Midbrain dopamine neurons are classically thought to support reinforcement learning. The prefrontal cortex is thought to "learn how to learn" by implementing a meta-reinforcement learning algorithm. Its neural connections are weighted by input from dopamine neurons running in the mesocortical pathway. In addition to the role of dopamine in learning, there are dopamine neurons running in the nigrostriatal pathway which facilitate movement, and in the mesolimbic pathway (not shown) which support emotional processing.
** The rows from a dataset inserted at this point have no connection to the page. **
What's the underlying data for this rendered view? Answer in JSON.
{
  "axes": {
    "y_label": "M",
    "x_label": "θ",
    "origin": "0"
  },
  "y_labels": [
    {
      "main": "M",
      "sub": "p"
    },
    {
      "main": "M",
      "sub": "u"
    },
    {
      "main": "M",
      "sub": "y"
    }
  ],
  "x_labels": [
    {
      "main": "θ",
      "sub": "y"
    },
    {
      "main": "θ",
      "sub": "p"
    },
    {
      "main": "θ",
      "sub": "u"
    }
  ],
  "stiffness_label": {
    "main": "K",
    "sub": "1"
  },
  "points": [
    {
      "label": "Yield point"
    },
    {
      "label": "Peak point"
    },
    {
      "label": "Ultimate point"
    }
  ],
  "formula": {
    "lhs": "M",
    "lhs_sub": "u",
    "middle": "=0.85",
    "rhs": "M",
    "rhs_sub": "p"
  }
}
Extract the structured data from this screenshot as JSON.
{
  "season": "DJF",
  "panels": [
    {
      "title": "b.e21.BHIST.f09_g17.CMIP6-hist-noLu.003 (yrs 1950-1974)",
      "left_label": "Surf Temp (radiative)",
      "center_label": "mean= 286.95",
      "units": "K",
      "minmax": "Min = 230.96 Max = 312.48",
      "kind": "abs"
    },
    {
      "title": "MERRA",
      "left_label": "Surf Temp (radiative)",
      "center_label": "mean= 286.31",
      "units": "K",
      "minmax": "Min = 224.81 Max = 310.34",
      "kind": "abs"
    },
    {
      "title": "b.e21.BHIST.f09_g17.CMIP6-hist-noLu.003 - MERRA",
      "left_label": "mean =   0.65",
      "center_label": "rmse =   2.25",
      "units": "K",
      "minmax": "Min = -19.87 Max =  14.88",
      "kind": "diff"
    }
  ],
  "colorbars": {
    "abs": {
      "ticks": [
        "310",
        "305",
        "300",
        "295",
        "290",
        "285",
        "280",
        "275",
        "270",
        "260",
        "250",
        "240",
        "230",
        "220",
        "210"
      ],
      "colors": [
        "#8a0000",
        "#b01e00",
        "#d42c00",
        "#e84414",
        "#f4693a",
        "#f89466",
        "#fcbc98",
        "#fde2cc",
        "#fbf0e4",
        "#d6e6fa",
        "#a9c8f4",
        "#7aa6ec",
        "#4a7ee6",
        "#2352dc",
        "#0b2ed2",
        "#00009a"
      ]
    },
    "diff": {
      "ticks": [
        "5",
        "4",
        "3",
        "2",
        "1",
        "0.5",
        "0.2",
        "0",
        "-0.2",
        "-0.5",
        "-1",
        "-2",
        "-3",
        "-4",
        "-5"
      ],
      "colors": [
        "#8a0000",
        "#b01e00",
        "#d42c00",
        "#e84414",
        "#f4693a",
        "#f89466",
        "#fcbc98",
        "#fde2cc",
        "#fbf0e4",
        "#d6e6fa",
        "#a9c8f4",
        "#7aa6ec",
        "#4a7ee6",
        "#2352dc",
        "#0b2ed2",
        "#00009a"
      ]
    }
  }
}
The researchers showed that their model was able to learn like the brain by having it perform the same kinds of tasks as monkeys and humans in previous neuroscience studies. One of these tasks was adapted from a classic experiment led by Harry Harlow in 1949.3 In the original study, two objects were set before a monkey who would have to choose which one covered a food reward. The objects remained the same for six trials, over which the animal was able to learn which object was rewarded. Then, the objects were switched out for two new objects. You can play the same kind of task here:

Choose an object:


Wang et al. (2018) trained a meta-reinforcement learning model to perform the same kind of task as above,1 which was originally developed by the neurophysiologist Harry Harlow in 1949.3 Over six trials, one object in each pair is rewarded. The pair of objects is then switched. In order to demonstrate "learning to learn," the model proposed by Wang et al. would have to pick up on the rule of the game that one of the two objects in each new pair would be rewarded.

When the brain performs this task, it initially chooses randomly between the objects. Over a few sets of objects, the brain is able to select the object hiding the reward after a single trial. This is an example of learning how to learn by applying an abstract rule from one scenario to another. Remarkably, the data recorded over the course of training Botvinick's meta-reinforcement learning model showed the same pattern as that recorded from behaving animals. In other words, the model could replicate the brain's process of learning how to learn.

Performance on the Harlow task in terms of accuracy, computed as the percentage of objects that were correctly selected. The overall pattern for improvement in accuracy over the course of learning was similar between the monkey (left) and the computer model (right). Adapted from Figure 6 of Wang et al.2

This line of research represents a fruitful intersection of computer science and neurobiology. However, if your interest is in understanding the brain, you may feel a tad dissatisfied. The researchers did not demonstrate that the brain necessarily implements a meta-reinforcement learning algorithm in its prefrontal cortex. Future researchers will need to offer evidence that dopamine neurons send signals to the prefrontal cortex that are indispensable for learning how to learn. One way to do this would be to disrupt dopamine inputs to the prefrontal cortex and show that animals can no longer improve across sets of trials in the Harlow task.

From the engineer's perspective, the results of the Botvinick study are of immediate interest in developing improved applications of AI. In the near future, more efficient reinforcement learning algorithms may facilitate dynamic and individualized medical diagnostics or accelerate the deployment of autonomous vehicles on the road. AI isn't just playing games anymore. It will be an exciting time for engineers and ethicists alike as technology advances up to and beyond the limits of our own neural mechanisms.


  1. Mnih, V. et al. Human-level control through deep reinforcement learning. Nature Neuroscience (2015).
  2. Wang, J. X. et al. Prefrontal cortex as a meta-reinforcement learning system. Nature Neuroscience (2018).
  3. Harlow, H. The formation of learning sets. Psychological Review (1949).